By Greg Glassman
Rising popularity of CrossFit within military and law enforcement circles has led to sufficient institutional and group adoption of our program to draw important lessons on the differences between traditional military PT and CrossFit PT. Some of the differences were wholly expected others were less expected but no less significant.
One glaring advantage with the adoption of CrossFit PT is improved fitness – dramatically improved fitness, but what is singularly unique about our program is the manner in which the improved fitness has been demonstrated. CrossFit PT has been measured against other PT programs by testing its adherent’s performance against the testing standards of the program it replaced! At first this may not seem significant but testing of traditional PT trained athletes against CrossFit-like demands produces more DNF’s on test day than above average performances.
One striking and important example of this is running. CrossFit programming calls for infrequent long distance runs and frequent sprints of 400 meters. Repeatedly, CrossFit has produced better long distance running times in head to head comparisons with programs where distance running is a staple. Better running times at less than 1/3 the volume has been the trend.
Constantly varied programming built from functional exercises executed at high intensity is the key to CrossFit’s physiological advantage. Our distillation of load, range of motion, exercise, power, work, line of action, flexibility, speed, and all pertinent metabolics to a single value – usually time, has conferred other less expected benefits as well.
With CrossFit PT every workout provides a useful data point. We collect relative and absolute performance measures every single workout. Measurement is important and no PT program we know of offers as many opportunities for metrics as CrossFit. The information that can be mined from an individual’s, team’s, or company’s performance is incredible, invaluable, and generally not available with traditional PT.
Distillation of every workout to a single value turns PT into sport. Relative and absolute measures readily convert to “points”, and “men will die for points”. Colonel Jeff Cooper observed in “Principles of Personal Defense” that, “fear of sporting failure is usually greater than the fear of death.” We routinely watch warriors push themselves harder for a “win” or “placing” than any coach would ever consider wise or prudent to push the athlete. Our scoreboards (whiteboards) inspire each round of competitors to ask, “What are we doing today?” “Who did what?” and then internally, “What do I have to do to take it?”

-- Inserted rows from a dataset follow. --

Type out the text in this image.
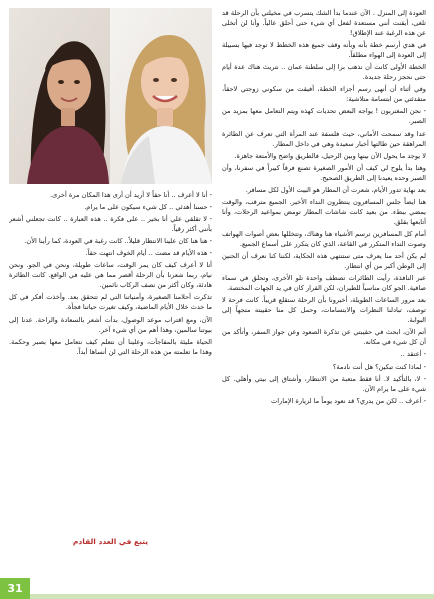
العودة إلى المنزل . الآن عندما بدأ الشك يتسرب في مخيلتي بأن الرحلة قد تلغى، أيقنت أنني مستعدة لفعل أي شيء حتى أحلق عالياً. وأنا لن أتخلى عن هذه الرغبة عند الإطلاق!

في هدي أرسم خطة بأنه وبأنه وقف جميع هذه الخطط لا توجد فيها بسبيلة إلى العودة إلى الهواء مطلقاً.

الخطة الأولى كانت أن نذهب برا إلى سلطنة عمان .. نتريث هناك عدة أيام حتى نحجز رحلة جديدة.

وفي أثناء أن أنهى رسم أجزاء الخطة، أفيقت من سكوني زوجتي لاحقاً، متقدئتي من ابتسامة متلاشية:

- نحن المغتربون ! يواجه البعض تحديات كهذه ويتم التعامل معها بمزيد من الصبر.

عدا وقد سمحت الأماني، حيث فلسفة عند المرأة التي تعرف عن الطائرة المراهقة حين طالتها أخبار سعيدة وهي في داخل المطار.

لا يوجد ما يحول الآن بينها وبين الرحيل، فالطريق واضح والأمتعة جاهزة.

وهنا بدأ يلوح لي كيف أن الأمور الصغيرة تصنع فرقاً كبيراً في سفرنا، وأن الصبر وحده يعيدنا إلى الطريق الصحيح.

بعد نهاية تدور الأيام، شعرت أن المطار هو البيت الأول لكل مسافر.

هنا ايضاً جلس المسافرون ينتظرون النداء الأخير. الجميع مترقب، والوقت يمضي ببطء. من بعيد كانت شاشات المطار تومض بمواعيد الرحلات، وأنا أتابعها بقلق.

أمام كل المسافرين ترسم الأشياء هنا وهناك، وتتخللها بعض أصوات الهواتف وصوت النداء المتكرر في القاعة، الذي كان يتكرر على أسماع الجميع.

لم يكن أحد منا يعرف متى ستنتهي هذه الحكاية، لكننا كنا نعرف أن الحنين إلى الوطن أكبر من أي انتظار.

عبر النافذة، رأيت الطائرات تصطف واحدة تلو الأخرى، وتحلق في سماء صافية. الجو كان مناسباً للطيران، لكن القرار كان في يد الجهات المختصة.

بعد مرور الساعات الطويلة، أخبرونا بأن الرحلة ستقلع قريباً. كانت فرحة لا توصف، تبادلنا النظرات والابتسامات، وحمل كل منا حقيبته متجهاً إلى البوابة.

أتم الآن، ابحث في حقيبتي عن تذكرة الصعود وعن جواز السفر، وأتأكد من أن كل شيء في مكانه.

- أعتقد ..

- لماذا كنت تبكين؟ هل أنت نادمة؟

- لا، بالتأكيد لا. أنا فقط متعبة من الانتظار، وأشتاق إلى بيتي وأهلي. كل شيء على ما يرام الآن.

- أعرف .. لكن من يدري؟ قد نعود يوماً ما لزيارة الإمارات

- أنا لا أعرف .. أنا حقاً لا أريد أن أرى هذا المكان مرة أخرى.

- حسنا أهدئي .. كل شيء سيكون على ما يرام.

- لا تقلقي علي أنا بخير .. على فكرة .. هذه العبارة .. كانت تجعلني أشعر بأنني أكثر رقياً.

- هنا هنا كان علينا الانتظار قليلاً.. كانت رغبة في العودة، كما رأينا الأن.

- هذه الأيام قد مضت .. أيام الخوف انتهت حقاً.

أنا لا أعرف كيف كان يمر الوقت، ساعات طويلة، ونحن في الجو. ونحن نيام، ربما شعرنا بأن الرحلة أقصر مما هي عليه في الواقع. كانت الطائرة هادئة، وكان أكثر من نصف الركاب نائمين.

تذكرت أحلامنا الصغيرة، وأمنياتنا التي لم تتحقق بعد. وأخذت أفكر في كل ما حدث خلال الأيام الماضية، وكيف تغيرت حياتنا فجأة.

الآن، ومع اقتراب موعد الوصول، بدأت أشعر بالسعادة والراحة. عدنا إلى بيوتنا سالمين، وهذا أهم من أي شيء آخر.

الحياة مليئة بالمفاجآت، وعلينا أن نتعلم كيف نتعامل معها بصبر وحكمة. وهذا ما تعلمته من هذه الرحلة التي لن أنساها أبداً.

يتبع في العدد القادم
31
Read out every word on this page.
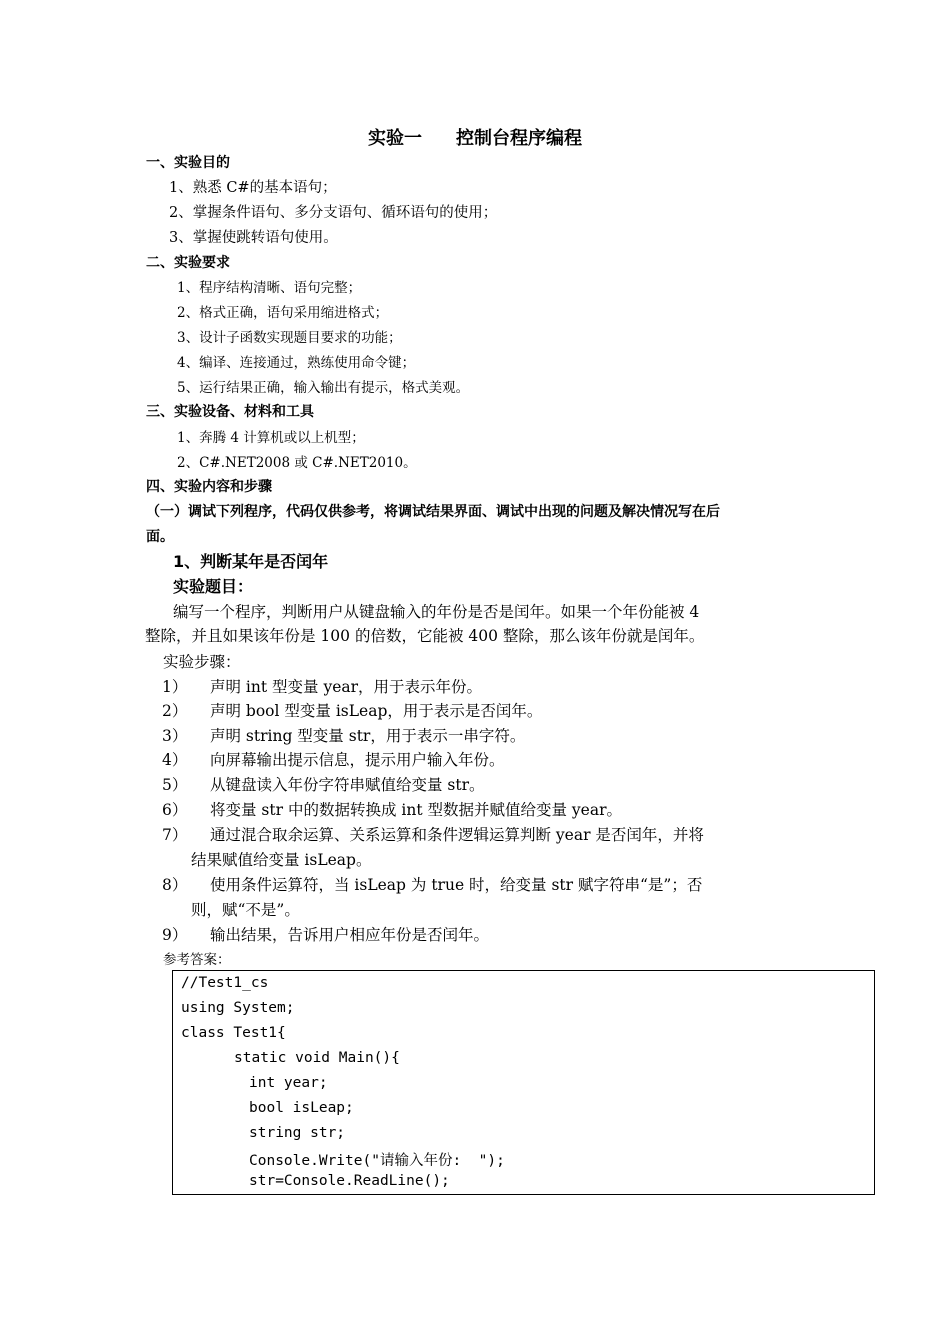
实验一 控制台程序编程
一、实验目的
1、熟悉 C#的基本语句；
2、掌握条件语句、多分支语句、循环语句的使用；
3、掌握使跳转语句使用。
二、实验要求
1、程序结构清晰、语句完整；
2、格式正确，语句采用缩进格式；
3、设计子函数实现题目要求的功能；
4、编译、连接通过，熟练使用命令键；
5、运行结果正确，输入输出有提示，格式美观。
三、实验设备、材料和工具
1、奔腾 4 计算机或以上机型；
2、C#.NET2008 或 C#.NET2010。
四、实验内容和步骤
（一）调试下列程序，代码仅供参考，将调试结果界面、调试中出现的问题及解决情况写在后
面。
1、判断某年是否闰年
实验题目：
编写一个程序，判断用户从键盘输入的年份是否是闰年。如果一个年份能被 4
整除，并且如果该年份是 100 的倍数，它能被 400 整除，那么该年份就是闰年。
实验步骤：
1） 声明 int 型变量 year，用于表示年份。
2） 声明 bool 型变量 isLeap，用于表示是否闰年。
3） 声明 string 型变量 str，用于表示一串字符。
4） 向屏幕输出提示信息，提示用户输入年份。
5） 从键盘读入年份字符串赋值给变量 str。
6） 将变量 str 中的数据转换成 int 型数据并赋值给变量 year。
7） 通过混合取余运算、关系运算和条件逻辑运算判断 year 是否闰年，并将
结果赋值给变量 isLeap。
8） 使用条件运算符，当 isLeap 为 true 时，给变量 str 赋字符串“是”；否
则，赋“不是”。
9） 输出结果，告诉用户相应年份是否闰年。
参考答案：
//Test1_cs
using System;
class Test1{
static void Main(){
int year;
bool isLeap;
string str;
Console.Write("请输入年份:  ");
str=Console.ReadLine();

Our police academy graduates ask to come back for PT after graduation and soldiers ask for PT on weekends. CrossFit is fun, the kind of fun that can boost morale and save lives – Army Captain Michael Perry offered among the benefits of his men’s first 5 months of CrossFit that, “first and most importantly lifelong friendships forged from extreme physical and mental challenges. Rarely does a day go by without laughter and agony which must be the recipe for strong camaraderie.”
One surprising result of the deliberate and public performance ranking for each workout has been the motivation and acceleration of improvement of those less physically capable by temperament, training, or natural limitation. Ranking has seemingly done more for bottom performers than top performers.
Our reliance on functional movements, including many presumed too complex or technical for mass application, has returned skill to PT. Over the past 60 years traditional PT has been flensed of nearly all skill elements that train for coordination, accuracy, agility, and balance. The costs here are enormous and extend to losses in speed and power as well producing an athlete generally less capable of dealing with variances and vagaries of opponents, movement, and terrain.
The skill elements included in CrossFit PT further the sense of sport that so motivates men. CrossFit PT feels like sport; traditional PT at even lower intensities feels like punishment.
Our use of functional movements has also reduced the chronic overuse injuries that plague traditional PT program participants. Injuries to the back and knees, shin splints, and other “sick day” maladies have been greatly reduced with implementation of CrossFit.
Finally, the intensity of our workouts was designed with the sole objective of maximizing adaptation. One critical side benefit has been a dramatic reduction in PT training time while greatly improving the payout.
Where tested, CrossFit PT has been shown to be a dramatic improvement to traditional PT in these regards:
- Efficacy
- Time required
- Safety
- Fun
- Motivation
- Testing/metrics
- Psychological demands
- Battlefield/street engagement
This article, by BSI’s co-founder, was originally published in The CrossFit Journal. While Greg Glassman no longer owns CrossFit Inc., his writings and ideas revolutionized the world of fitness, and are reproduced here.
Coach Glassman named his training methodology ‘CrossFit,’ which became a trademarked term owned by CrossFit Inc. In order to preserve his writings in their original form, references to ‘CrossFit’ remain in this article.